よくある例が借金です。故人が借金を残したまま亡くなった場合は、相続人全員が共同して返済する必要があります。

もし、故人が誰かの借金の連帯保証人となっていた場合、その連帯保証人としての地位(義務)も相続してしまいます。

特に連帯保証人となっていた事実は、実際に借金していた人が返せなくなってはじめて請求が来てそこで判明することが多いので、注意しましょう。

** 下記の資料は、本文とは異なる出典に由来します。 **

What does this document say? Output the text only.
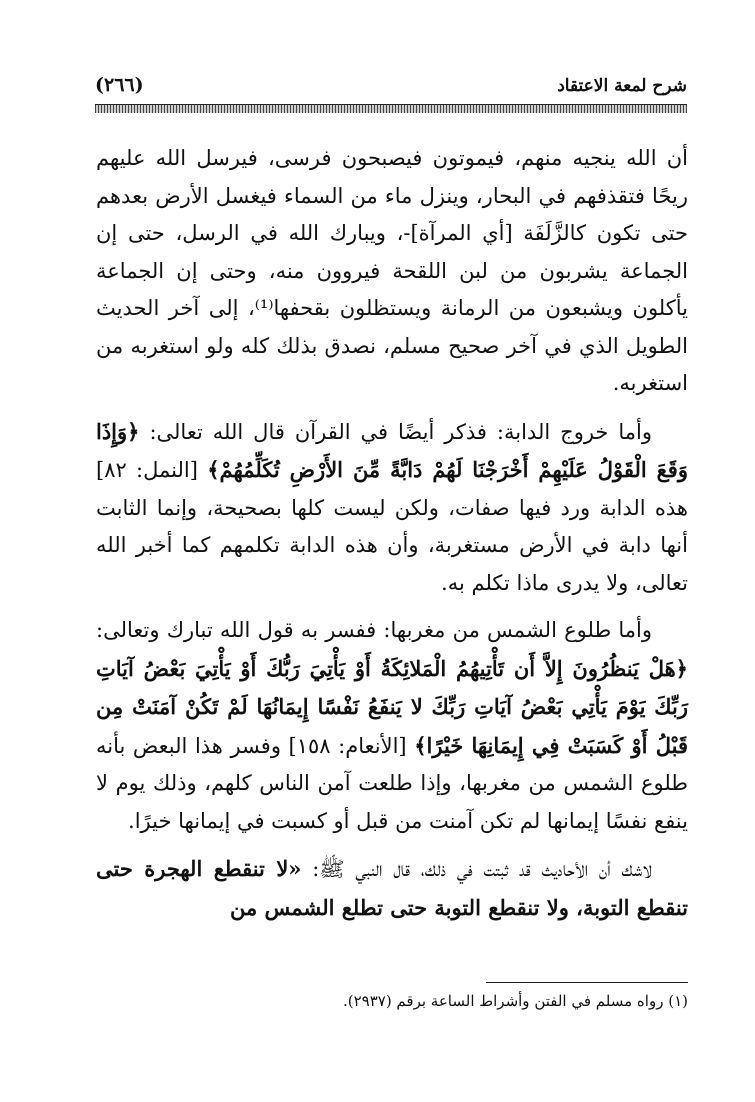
شرح لمعة الاعتقاد
(٢٦٦)

أن الله ينجيه منهم، فيموتون فيصبحون فرسى، فيرسل الله عليهم ريحًا فتقذفهم في البحار، وينزل ماء من السماء فيغسل الأرض بعدهم حتى تكون كالزَّلَفَة [أي المرآة]-، ويبارك الله في الرسل، حتى إن الجماعة يشربون من لبن اللقحة فيروون منه، وحتى إن الجماعة يأكلون ويشبعون من الرمانة ويستظلون بقحفها⁽¹⁾، إلى آخر الحديث الطويل الذي في آخر صحيح مسلم، نصدق بذلك كله ولو استغربه من استغربه.

وأما خروج الدابة: فذكر أيضًا في القرآن قال الله تعالى: ﴿وَإِذَا وَقَعَ الْقَوْلُ عَلَيْهِمْ أَخْرَجْنَا لَهُمْ دَابَّةً مِّنَ الأَرْضِ تُكَلِّمُهُمْ﴾ [النمل: ٨٢] هذه الدابة ورد فيها صفات، ولكن ليست كلها بصحيحة، وإنما الثابت أنها دابة في الأرض مستغربة، وأن هذه الدابة تكلمهم كما أخبر الله تعالى، ولا يدرى ماذا تكلم به.

وأما طلوع الشمس من مغربها: ففسر به قول الله تبارك وتعالى: ﴿هَلْ يَنظُرُونَ إِلاَّ أَن تَأْتِيهُمُ الْمَلائِكَةُ أَوْ يَأْتِيَ رَبُّكَ أَوْ يَأْتِيَ بَعْضُ آيَاتِ رَبِّكَ يَوْمَ يَأْتِي بَعْضُ آيَاتِ رَبِّكَ لا يَنفَعُ نَفْسًا إِيمَانُهَا لَمْ تَكُنْ آمَنَتْ مِن قَبْلُ أَوْ كَسَبَتْ فِي إِيمَانِهَا خَيْرًا﴾ [الأنعام: ١٥٨] وفسر هذا البعض بأنه طلوع الشمس من مغربها، وإذا طلعت آمن الناس كلهم، وذلك يوم لا ينفع نفسًا إيمانها لم تكن آمنت من قبل أو كسبت في إيمانها خيرًا.

لاشك أن الأحاديث قد ثبتت في ذلك، قال النبي ﷺ: «لا تنقطع الهجرة حتى تنقطع التوبة، ولا تنقطع التوبة حتى تطلع الشمس من

(١) رواه مسلم في الفتن وأشراط الساعة برقم (٢٩٣٧).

また、電車に飛び込んで自殺をして亡くなった場合、鉄道会社から遺族に損害賠償請求が来るという話を聞いたことがあるかも知れませんが、それは鉄道会社に損害賠償をしなければいけない義務を相続してしまうことによるものです。

故人

相続においては、亡くなった方を「被相続人」と呼びます。

一定の遺族

相続においては被相続人の権利義務を相続する遺族を「相続人」と呼びます。

現金1円でも相続の対象です。
「うちには財産なんてないから相続なんて関係ない」ということはほぼありえません。
(それこそ、相続が発生しないのは、亡くなる瞬間に資産も負債も、権利も義務も全く持っていなかった場合なのです)

コラム(予備知識)

昔は相続といえば「家」自体を継ぐものとされていました。

相続の「相」という漢字は「手相」や「人相」にも使われているとおり、「かたち」を表す漢字です。

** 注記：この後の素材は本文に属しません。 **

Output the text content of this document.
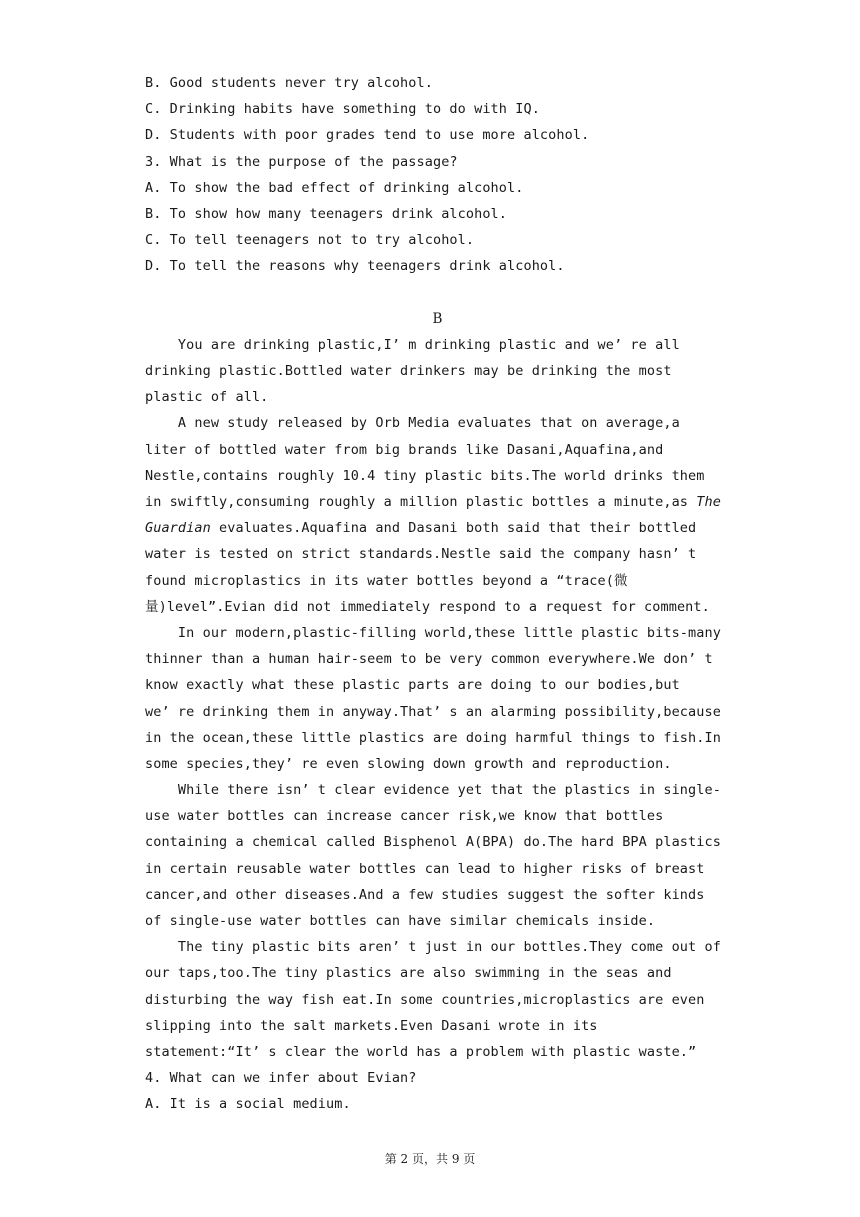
B. Good students never try alcohol.
C. Drinking habits have something to do with IQ.
D. Students with poor grades tend to use more alcohol.
3. What is the purpose of the passage?
A. To show the bad effect of drinking alcohol.
B. To show how many teenagers drink alcohol.
C. To tell teenagers not to try alcohol.
D. To tell the reasons why teenagers drink alcohol.
B
You are drinking plastic,I’ m drinking plastic and we’ re all
drinking plastic.Bottled water drinkers may be drinking the most
plastic of all.
A new study released by Orb Media evaluates that on average,a
liter of bottled water from big brands like Dasani,Aquafina,and
Nestle,contains roughly 10.4 tiny plastic bits.The world drinks them
in swiftly,consuming roughly a million plastic bottles a minute,as The
Guardian evaluates.Aquafina and Dasani both said that their bottled
water is tested on strict standards.Nestle said the company hasn’ t
found microplastics in its water bottles beyond a “trace(微
量)level”.Evian did not immediately respond to a request for comment.
In our modern,plastic-filling world,these little plastic bits-many
thinner than a human hair-seem to be very common everywhere.We don’ t
know exactly what these plastic parts are doing to our bodies,but
we’ re drinking them in anyway.That’ s an alarming possibility,because
in the ocean,these little plastics are doing harmful things to fish.In
some species,they’ re even slowing down growth and reproduction.
While there isn’ t clear evidence yet that the plastics in single-
use water bottles can increase cancer risk,we know that bottles
containing a chemical called Bisphenol A(BPA) do.The hard BPA plastics
in certain reusable water bottles can lead to higher risks of breast
cancer,and other diseases.And a few studies suggest the softer kinds
of single-use water bottles can have similar chemicals inside.
The tiny plastic bits aren’ t just in our bottles.They come out of
our taps,too.The tiny plastics are also swimming in the seas and
disturbing the way fish eat.In some countries,microplastics are even
slipping into the salt markets.Even Dasani wrote in its
statement:“It’ s clear the world has a problem with plastic waste.”
4. What can we infer about Evian?
A. It is a social medium.
第 2 页，共 9 页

本来の相続とは、家の「姿かたち(相)」を「続けて」いくもの、という意味なのです。
 
その当時は現在の戸籍制度とも違い、「家長」という人が存在していました。
家の財産を所有する家長(戸主)が亡くなった場合、原則としてその家の長男が財産を含め受け継いでいました。

家督相続(かとくそうぞく)」というものですね。

しかし現在では「家」制度は廃止され、民法により決められた「法定相続人」が、一定の割合で均等に相続するという制度になりました。
これは、家族といえども一人の独立した人間であることには変わりなく、個人は平等であるべきという「法の下の平等」を定めた日本国憲法の考え方に基づくものです。

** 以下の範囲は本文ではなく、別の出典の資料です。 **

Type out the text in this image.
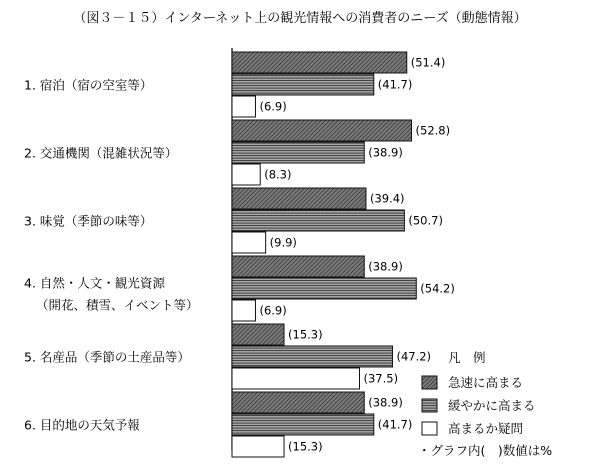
（図３－１５）インターネット上の観光情報への消費者のニーズ（動態情報）
1. 宿泊（宿の空室等）
2. 交通機関（混雑状況等）
3. 味覚（季節の味等）
4. 自然・人文・観光資源
（開花、積雪、イベント等）
5. 名産品（季節の土産品等）
6. 目的地の天気予報
(51.4)
(41.7)
(6.9)
(52.8)
(38.9)
(8.3)
(39.4)
(50.7)
(9.9)
(38.9)
(54.2)
(6.9)
(15.3)
(47.2)
(37.5)
(38.9)
(41.7)
(15.3)
凡　例
急速に高まる
緩やかに高まる
高まるか疑問
・グラフ内(　)数値は%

昔は長男(つまり、一番年長者の、かつ男性)が偉いとされてきて、女性や次男は何も相続するもがありませんでしたが、それが変わったのです。

どちらが本来あるべき姿なのでしょうか。

本当の平等、いろいろ考えさせられることはありますが、その辺りはここで論じるべきことではないので、いつかお会いできたら、その時にお話しましょう。